Radiologues et biologistes toujours sous pression
Sans surprise, des économies sont également espérées sur les actes médicaux, mais elles sont trois fois plus importantes qu’en 2024 (150 millions vs 45 millions). Les actes d’imagerie redondants voire inutiles sont ciblés. Les radiologues vont entamer à cet effet des discussions avec l’Assurance-maladie pour redéfinir un nouveau protocole d’accord.
La clé de répartition diffère sur la biologie, plus en retrait (avec 100 millions d’économies vs 155 l’an passé). Très discutée au printemps, l’idée d’un gisement d’économies sous-exploité au niveau des transports sanitaires refait surface. Une meilleure régulation et une plus grande utilisation du covoiturage pourraient générer 110 millions d’euros (vs 85 millions en 2024), anticipe la Cnam.
Un demi-milliard sur les fraudes
Sur les fraudes, les attentes de la Caisse ne changent guère d’une année sur l’autre (420 millions vs 345 en 2024). Mais la méthode n’est pas la même. Pour cornériser les fraudeurs, la Cnam finalise le recrutement de 60 cyber-enquêteurs dédiés à cette tâche. Dans la même veine, la Caisse a décidé de déployer des formulaires Cerfa d’arrêts de travail infalsifiables, qui seront obligatoires à compter de juin 2025. Les centres de santé continueront à être contrôlés de manière intensive, de même que les centres de radiologie et d’orthodontie, que la Cnam a placés sous surveillance.
Côté officines, il faudra être en mesure de justifier le non-recours à la carte Vitale lorsque c’est le cas. Car trop de nomadisme signifie trop de fraudes, constate la Cnam. D’ailleurs, les pharmaciens devront composer avec une intelligence artificielle, qui sera chargée de détecter les fausses ordonnances.

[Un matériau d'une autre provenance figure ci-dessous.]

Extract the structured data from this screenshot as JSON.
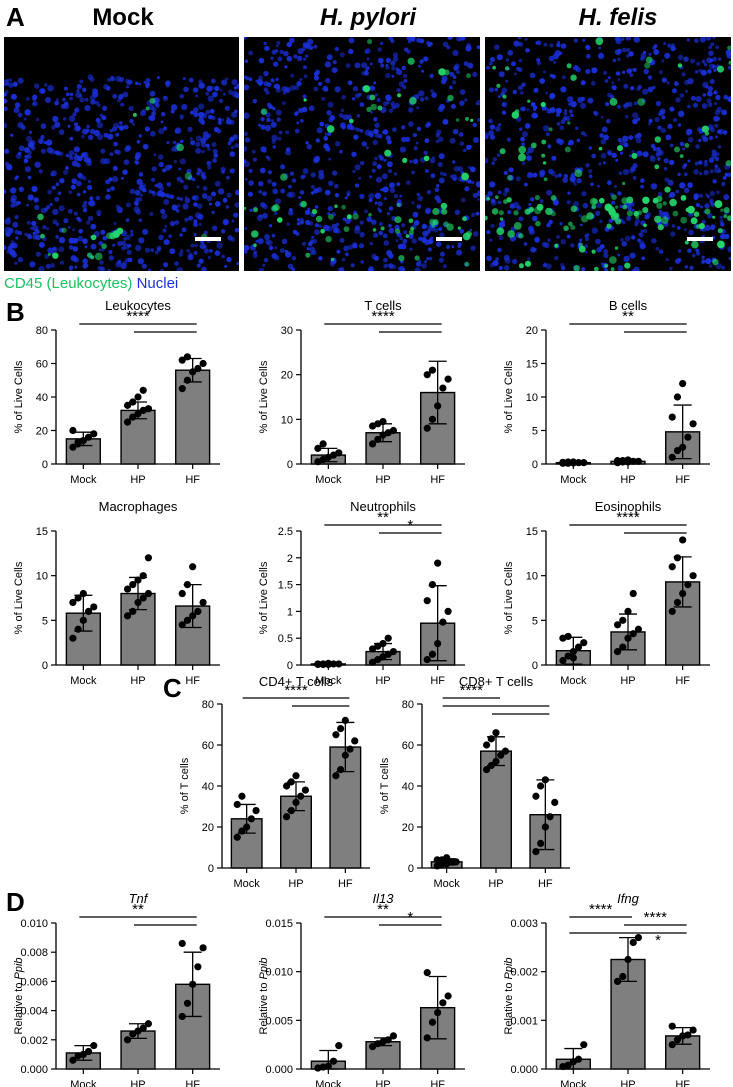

80 millions attendus sur les pathologies chroniques
Enfin, la Caisse espère dégager 80 millions en améliorant les parcours de soins des patients souffrant de maladies cardiovasculaires, de diabète, et de pathologies liées à la santé mentale. Elle prévoit de réduire les hospitalisations potentiellement évitables de 30 % sur quatre ans. Les maladies chroniques représentent 59 % des 250 milliards de dépenses de santé par an.